Segredo é para quatro paredes
A bela Lady Flora Hastings tinha 32 anos, solteira e possuía
olhos grandes e cabelos cacheados. Era uma das
damas de companhia da rainha Vitória, que, vendo-a se
queixar de abdômen dilatado e enjoos, ordenou que o mé-
dico real, Sir James Clark, a avaliasse. O tratamento foi
instituído com linimento de cânfora e pílulas de ruibarbo.
Pairavam rumores na corte de que Flora pudesse estar
grávida do garboso Sir John Conroy, superintendente
dos negócios da duquesa de Kent, mãe da rainha, com
quem a dama fora vista em algumas ocasiões. Com o
insucesso do tratamento e o crescente boato, Clark, ferindo
a ética, tornou público o diagnóstico de gravidez.
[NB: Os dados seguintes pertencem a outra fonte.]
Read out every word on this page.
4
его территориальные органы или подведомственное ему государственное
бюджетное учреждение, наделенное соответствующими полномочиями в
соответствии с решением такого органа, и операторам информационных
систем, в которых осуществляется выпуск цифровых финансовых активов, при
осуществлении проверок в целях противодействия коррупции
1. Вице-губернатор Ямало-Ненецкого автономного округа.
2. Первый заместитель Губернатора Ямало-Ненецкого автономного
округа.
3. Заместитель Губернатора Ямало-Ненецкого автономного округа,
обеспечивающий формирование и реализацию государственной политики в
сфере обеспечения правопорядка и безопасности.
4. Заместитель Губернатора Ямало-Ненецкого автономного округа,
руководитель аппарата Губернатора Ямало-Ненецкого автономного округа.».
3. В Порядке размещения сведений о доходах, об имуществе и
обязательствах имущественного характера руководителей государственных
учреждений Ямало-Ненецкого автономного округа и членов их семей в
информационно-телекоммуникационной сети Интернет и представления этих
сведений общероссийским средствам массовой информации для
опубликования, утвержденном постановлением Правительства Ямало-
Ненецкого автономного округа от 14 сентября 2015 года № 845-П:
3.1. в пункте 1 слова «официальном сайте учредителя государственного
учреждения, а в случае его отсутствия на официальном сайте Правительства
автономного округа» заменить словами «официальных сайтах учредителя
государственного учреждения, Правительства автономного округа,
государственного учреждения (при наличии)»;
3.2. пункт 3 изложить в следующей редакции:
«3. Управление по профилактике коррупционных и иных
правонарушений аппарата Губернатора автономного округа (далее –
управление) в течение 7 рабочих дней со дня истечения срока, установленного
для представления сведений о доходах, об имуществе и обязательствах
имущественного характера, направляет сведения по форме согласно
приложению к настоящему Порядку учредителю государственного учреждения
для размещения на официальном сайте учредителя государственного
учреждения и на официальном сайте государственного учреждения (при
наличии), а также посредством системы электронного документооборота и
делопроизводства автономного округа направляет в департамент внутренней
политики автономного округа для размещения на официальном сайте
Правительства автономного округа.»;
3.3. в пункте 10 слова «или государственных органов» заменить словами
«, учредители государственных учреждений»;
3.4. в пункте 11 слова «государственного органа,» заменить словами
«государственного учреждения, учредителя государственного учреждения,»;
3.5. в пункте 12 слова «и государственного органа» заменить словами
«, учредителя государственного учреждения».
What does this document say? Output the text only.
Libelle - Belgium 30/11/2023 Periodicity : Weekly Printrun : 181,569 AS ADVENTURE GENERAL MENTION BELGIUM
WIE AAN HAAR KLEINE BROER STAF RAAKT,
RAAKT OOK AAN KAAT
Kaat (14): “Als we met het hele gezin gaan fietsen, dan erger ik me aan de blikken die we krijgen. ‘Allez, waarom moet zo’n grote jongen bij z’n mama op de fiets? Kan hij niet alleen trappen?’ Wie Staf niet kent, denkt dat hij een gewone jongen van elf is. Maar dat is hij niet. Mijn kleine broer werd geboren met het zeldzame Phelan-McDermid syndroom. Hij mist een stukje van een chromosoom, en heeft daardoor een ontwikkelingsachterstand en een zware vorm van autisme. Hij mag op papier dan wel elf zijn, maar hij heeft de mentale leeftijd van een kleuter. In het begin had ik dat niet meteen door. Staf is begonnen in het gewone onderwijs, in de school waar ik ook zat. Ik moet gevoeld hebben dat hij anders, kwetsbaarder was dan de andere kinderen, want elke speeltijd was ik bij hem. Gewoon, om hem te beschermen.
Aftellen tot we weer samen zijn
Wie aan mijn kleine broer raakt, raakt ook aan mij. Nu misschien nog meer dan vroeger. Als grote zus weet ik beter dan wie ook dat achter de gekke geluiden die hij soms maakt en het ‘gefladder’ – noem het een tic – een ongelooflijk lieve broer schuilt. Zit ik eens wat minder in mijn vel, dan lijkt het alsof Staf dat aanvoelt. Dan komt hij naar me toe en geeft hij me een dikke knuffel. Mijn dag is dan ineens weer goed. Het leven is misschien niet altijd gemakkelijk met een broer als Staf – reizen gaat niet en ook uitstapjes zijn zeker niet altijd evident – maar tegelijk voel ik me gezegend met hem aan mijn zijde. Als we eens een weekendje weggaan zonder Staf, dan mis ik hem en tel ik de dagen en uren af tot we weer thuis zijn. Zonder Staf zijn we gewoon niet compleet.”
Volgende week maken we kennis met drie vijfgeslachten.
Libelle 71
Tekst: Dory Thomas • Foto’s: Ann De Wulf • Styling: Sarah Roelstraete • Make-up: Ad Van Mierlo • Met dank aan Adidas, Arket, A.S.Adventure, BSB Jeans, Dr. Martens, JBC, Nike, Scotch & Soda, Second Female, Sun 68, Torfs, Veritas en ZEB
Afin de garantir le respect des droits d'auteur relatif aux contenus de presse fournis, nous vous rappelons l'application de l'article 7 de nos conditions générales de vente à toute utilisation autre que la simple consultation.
O escândalo tomou grandes proporções. Os jornais exploraram
a notícia como exemplo da luxúria palaciana,
agitando a corte e irritando o Parlamento. O primeiro-
-ministro, Lorde Melbourne, convocou Clark, para certificar-se
do caso. O médico admitiu ter feito o diagnóstico,
sem plena certeza, pois, em 1841, o exame
íntimo de uma donzela teria ainda de esperar o século
seguinte para se tornar habitual na medicina. Flora, indignada,
exigiu uma segunda opinião. Um especialista
em doenças femininas atestou que ela era virgem. A
história já se espalhara pela Europa. A rainha Vitória
chegou a ser vaiada em Ascot.
Em menos de um mês, Lady Flora faleceu dentro do
palácio de Buckingham. A necrópsia revelou carcinomatose peritoneal, infiltração hepática e ascite. Cerca
de cinco mil pessoas foram ao sepultamento. Clark foi
execrado, tanto pela população quanto pela comunidade
médica, tendo em vista sua dupla incorreção -
a quebra de sigilo e o grosseiro erro diagnóstico da
distensão abdominal, agravado pelo constrangimento
causado à paciente.
Esse relato de Richard Gordon, em A assustadora
história de pacientes famosos e difíceis, demonstra
que a preocupação com o sigilo médico não é uma
novidade. O próprio Hipócrates, 460 a.C., já alertava
para a questão: “penetrando no interior das famílias,
meus olhos serão cegos e minha língua calará os segredos
que me forem confiados”. Com o crescente
empoderamento da mídia e o surgimento das redes
sociais, muitos médicos, na ingenuidade da facilidade
de divulgação, no afã de revelar conquistas ou mesmo
envaidecidos por seus famosos clientes, expõem-
-se desnecessariamente aos riscos de infrações éticas
e repercussões negativas.
O sigilo constitui um dos pilares da medicina, símbolo
da segurança dos pacientes. A capacidade de guardar
segredos é, contudo, um dom que necessita ser sempre
lembrado e continuamente aprimorado. “Não te
abras com teu amigo/ Que ele um outro amigo tem/ E o
amigo do teu amigo/ Possui amigos também”, ensina,
com sabedoria, a poesia de Mario Quintana.